BY MELANIE SJOBERG
MELBOURNE — The Victorian Trades Hall Council will endorse and participate in three events associated with protests against the September 11-13 World Economic Forum (WEF) summit here — but the major event, the start of the three-day mass community blockade, is not one of them.
Trades Hall has not responded to a letter from the S11 Alliance asking for its endorsement and assistance for the blockade. Nor has it answered an invitation that its labour rights rally, scheduled for September 12, march to the Crown Casino site to join blockaders.
The events deemed worthy of trade union officials' support are the September 12 rally (which will take place on the opposite side of the river to Crown Casino), a September 8 union forum, designed as a media event, and a September 10 community and union conference titled "Other Voices, Other Values", which is also sponsored by the Australian Council for Overseas Aid, the Australian Conservation Foundation, the National Union of Students and the Uniting Church.
Trades Hall has written to labour councils in other states explaining the reasons for its policy. The letter states, "We will not endorse or be involved in events where we cannot be assured that the outcome and message will be positive".
Trades Hall charges that the Melbourne-based S11 Alliance has "no clear protocols in relation to non-violence". However, the S11 Alliance has repeatedly stated that the mass community blockade will be non-violent.
Representatives from the S11 Alliance have been meeting with Trades Hall secretary Leigh Hubbard and with Victorian police to establish the procedures for the three-day event. One member of the team is Cam Walker, the national liaison officer for Friends of the Earth, an organisation with years of commitment to non-violent protest.

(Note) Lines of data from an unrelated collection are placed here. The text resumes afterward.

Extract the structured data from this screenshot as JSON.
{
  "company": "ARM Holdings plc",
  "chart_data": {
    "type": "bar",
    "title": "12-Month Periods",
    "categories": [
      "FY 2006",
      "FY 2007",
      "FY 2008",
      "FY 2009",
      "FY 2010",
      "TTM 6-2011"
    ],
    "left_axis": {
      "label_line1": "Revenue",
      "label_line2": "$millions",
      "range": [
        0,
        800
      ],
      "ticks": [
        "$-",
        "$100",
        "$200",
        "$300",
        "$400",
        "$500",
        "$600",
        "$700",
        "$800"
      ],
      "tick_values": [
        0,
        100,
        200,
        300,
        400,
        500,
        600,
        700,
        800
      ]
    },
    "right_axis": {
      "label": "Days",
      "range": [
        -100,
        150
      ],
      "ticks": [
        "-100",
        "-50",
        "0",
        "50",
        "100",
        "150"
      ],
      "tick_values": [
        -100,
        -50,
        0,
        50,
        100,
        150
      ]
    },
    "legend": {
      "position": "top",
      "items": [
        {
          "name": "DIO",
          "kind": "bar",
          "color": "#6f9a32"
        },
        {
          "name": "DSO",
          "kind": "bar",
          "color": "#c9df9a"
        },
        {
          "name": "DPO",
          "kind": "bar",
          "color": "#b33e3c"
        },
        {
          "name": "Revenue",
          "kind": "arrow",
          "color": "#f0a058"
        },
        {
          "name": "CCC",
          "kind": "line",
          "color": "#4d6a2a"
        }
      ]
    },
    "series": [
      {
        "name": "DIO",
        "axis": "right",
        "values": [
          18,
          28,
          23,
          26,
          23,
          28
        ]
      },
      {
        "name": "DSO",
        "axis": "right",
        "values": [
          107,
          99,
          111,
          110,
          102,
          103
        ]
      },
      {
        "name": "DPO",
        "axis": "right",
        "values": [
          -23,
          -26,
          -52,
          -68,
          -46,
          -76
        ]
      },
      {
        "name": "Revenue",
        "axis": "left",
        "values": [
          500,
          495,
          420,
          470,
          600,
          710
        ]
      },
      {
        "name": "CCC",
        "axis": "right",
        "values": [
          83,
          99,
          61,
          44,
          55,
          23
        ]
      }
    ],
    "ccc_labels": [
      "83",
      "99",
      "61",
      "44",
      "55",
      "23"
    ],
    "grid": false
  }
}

Alliance activists have also argued that active trade union involvement in organising the blockade would be the best way to ensure its outcome is safe, peaceful and "positive".
Australian Services Union assistant state secretary Ingrid Stitt told Green Left Weekly that the ASU would participate in Trades Hall's September 12 rally, would be organising buses to transport its members and would recommend its members stop work from 10.30am to attend. She said the union has decided to make September 12 its focus so it as not to "spread itself too thin".
The National Union of Workers is also publicising the rally on September 12, while the Victorian divisional executive of the National Tertiary Education Industry Union has agreed to promote all protest events targeting the WEF.
The Australian Manufacturing Workers Union national secretary, Doug Cameron, who was present at the Seattle anti-free trade protests and has been a prominent proponent of "social tariffs", refused to comment to Green Left Weekly on his union's plans. However, the union's Victorian branch, which is run by the militant Workers First team, has endorsed S11 as well as the official Trades Hall events.
Unions from NSW, South Australia and Western Australia are organising contingents of union and community activists who will be present for the protest on September 11.
The chairperson of the South Australian United Trades and Labor Council's international committee, Stephen Spence, who is also the state secretary of the Media Entertainment and Arts Alliance, has endorsed S11 and will speak on the opening platform of the S11 blockade.
ACTU president Sharan Burrow will attend parts of the WEF summit, as will Victorian Labor Premier Steve Bracks. They will be in the company of corporate notables such as Microsoft chairperson Bill Gates, National Australia Bank CEO Frank Cicutto, Rio Tinto managing director Barry Cusack and BHP chief executive Paul Anderson.
The S11 Alliance says it will encourage the widest democratic involvement in all activities, including the Trades Hall events.